Thanks Ryan! I think you confounded 859 and 821. There definitely is something going on. I have 853 and 883 in my head as well as common substitutions around there. Oh and 848 for some reason.

oobb45729 commented 1 year ago

https://www.ncbi.nlm.nih.gov/pmc/articles/PMC9642027/

This paper claims that T859N would interact with Q613 and G593, making up the D614-K854 salt bridge loss after D614G. If that's the case, the interaction need a residue with a side chain that is long enough and hydrophilic, so T859I or T859A probably won't have this type of effect.

ryhisner commented 1 year ago

@oobb45729, is there any chance that S:A852K is close enough to form a salt bridge with D614G? What about N856K, N856S, Q853K, or Q853R? Those last three pop up pretty regularly. There have also been five sequences with both the 2-nuc A852K and K854N, which is not something you'd expect to see given the relative rarity of both. I think that combo is very likely TRS related (K854N creating downstream extended homology), but maybe it has more than one purpose.

oobb45729 commented 1 year ago

I don't know about Q853, but N856 is actually near A570 and T572. Maybe N856X is more related to 570-574, another hotspot.

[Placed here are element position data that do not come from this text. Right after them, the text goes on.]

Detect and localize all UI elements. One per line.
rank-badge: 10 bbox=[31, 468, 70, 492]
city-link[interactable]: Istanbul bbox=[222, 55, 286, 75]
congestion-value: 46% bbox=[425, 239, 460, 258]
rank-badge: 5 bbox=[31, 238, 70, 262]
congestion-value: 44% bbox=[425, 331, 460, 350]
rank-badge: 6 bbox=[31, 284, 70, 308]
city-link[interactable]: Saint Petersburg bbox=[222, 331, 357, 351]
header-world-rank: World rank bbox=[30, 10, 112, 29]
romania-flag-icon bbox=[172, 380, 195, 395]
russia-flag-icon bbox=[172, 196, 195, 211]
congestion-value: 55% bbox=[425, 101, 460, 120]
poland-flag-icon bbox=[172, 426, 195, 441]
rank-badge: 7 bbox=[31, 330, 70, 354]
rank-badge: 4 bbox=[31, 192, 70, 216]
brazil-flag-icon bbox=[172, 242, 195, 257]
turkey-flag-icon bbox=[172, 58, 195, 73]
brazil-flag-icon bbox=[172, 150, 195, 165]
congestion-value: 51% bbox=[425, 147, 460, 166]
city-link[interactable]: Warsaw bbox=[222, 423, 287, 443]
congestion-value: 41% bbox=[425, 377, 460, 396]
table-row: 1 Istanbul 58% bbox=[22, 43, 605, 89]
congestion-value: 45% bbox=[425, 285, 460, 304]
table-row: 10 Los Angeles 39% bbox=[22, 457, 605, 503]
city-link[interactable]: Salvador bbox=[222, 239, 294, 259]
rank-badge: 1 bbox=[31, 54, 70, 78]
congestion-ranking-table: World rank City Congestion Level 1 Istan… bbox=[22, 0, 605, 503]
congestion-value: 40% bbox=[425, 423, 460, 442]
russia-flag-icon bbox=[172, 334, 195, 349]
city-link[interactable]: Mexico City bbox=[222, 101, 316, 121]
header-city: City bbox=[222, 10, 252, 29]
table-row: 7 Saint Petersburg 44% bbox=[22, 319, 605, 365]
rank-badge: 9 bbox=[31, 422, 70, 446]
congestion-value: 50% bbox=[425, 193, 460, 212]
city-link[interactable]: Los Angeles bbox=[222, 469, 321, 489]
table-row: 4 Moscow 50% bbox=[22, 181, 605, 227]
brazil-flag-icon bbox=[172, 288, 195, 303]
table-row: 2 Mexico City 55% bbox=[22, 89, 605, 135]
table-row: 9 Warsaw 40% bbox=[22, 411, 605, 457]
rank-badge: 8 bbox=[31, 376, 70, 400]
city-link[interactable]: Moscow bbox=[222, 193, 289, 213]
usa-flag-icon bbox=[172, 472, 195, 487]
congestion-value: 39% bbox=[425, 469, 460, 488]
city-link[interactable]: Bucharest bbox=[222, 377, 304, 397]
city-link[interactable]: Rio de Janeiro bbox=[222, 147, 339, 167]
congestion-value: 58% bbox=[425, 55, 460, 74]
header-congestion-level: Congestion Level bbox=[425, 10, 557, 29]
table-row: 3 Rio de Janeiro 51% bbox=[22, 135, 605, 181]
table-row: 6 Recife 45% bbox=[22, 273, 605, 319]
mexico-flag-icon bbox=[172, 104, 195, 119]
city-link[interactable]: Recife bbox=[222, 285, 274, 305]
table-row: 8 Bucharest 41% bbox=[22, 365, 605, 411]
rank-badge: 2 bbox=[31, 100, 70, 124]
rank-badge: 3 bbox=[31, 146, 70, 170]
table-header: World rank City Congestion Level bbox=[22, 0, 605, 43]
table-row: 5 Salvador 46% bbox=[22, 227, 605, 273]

oobb45729 commented 1 year ago

Some further thoughts about those S2 mutations: This article is a good source about the conformational changes of the spike protein. https://www.ncbi.nlm.nih.gov/pmc/articles/PMC9221923/ However, there is still some missing links there, especially how the transition to the fusion intermediate state happen after the S2' cleavage and a more detailed structure of the FPPR in the fusion intermediate state. So I tried AlphaFold to predict the structure. The result surprised me. AlphaFold predicted the following structure with high confidency. FP The HR1 triple-helix extend until the WTF part at 886-888. Then the FPPR folds back, wrapping around the HR1 triple-helix. The FP is more flexible. It's just prediction from AlphaFold, so take it as a grain of salt, but could this structure be one of the intermediate state? If so, the structural change of the FPPR here would be important and K854 and T859 might play major roles. As for D936X, it is not far from the S2' cleavage site. My wild guess is that it may assist the S2' cleavage or assist the conformational change of the S2 unit after the S2' cleavage. Maybe after S2' cleavage F817 may form π–π Interactions with D936H/Y, L938F, S939F or S940F? @ryhisner

ryhisner commented 1 year ago

@oobb45729, thanks so much for that article! I'm always forgetting to check my notifications, so I only just now saw this, but this is exactly the sort of paper I've been looking for to learn more about the structure and conformational changes spike undergoes.

FedeGueli commented 1 year ago

33 as today. it keeps circualting at low levels in Japan

corneliusroemer commented 1 year ago

I added the parent lineage as CP.8 - the parent has quite a long branch (4 mutations) and quite a lot of Indonesian sequences so that seemed worthwhile on its own.

InfrPopGen commented 1 year ago

Thanks for submitting. We've added lineage CP.8.1 with 0 newly designated sequences, and 17 updated from CP.8, and 15 from BA.5.2.6. Defining mutations C3140T,C3619T,C23997G (ORF1a:P959S), (S:P812R) (following G6662A (ORF1a:V2133I), C18568A (ORF1b:L1701I)). Designated as a curiosity.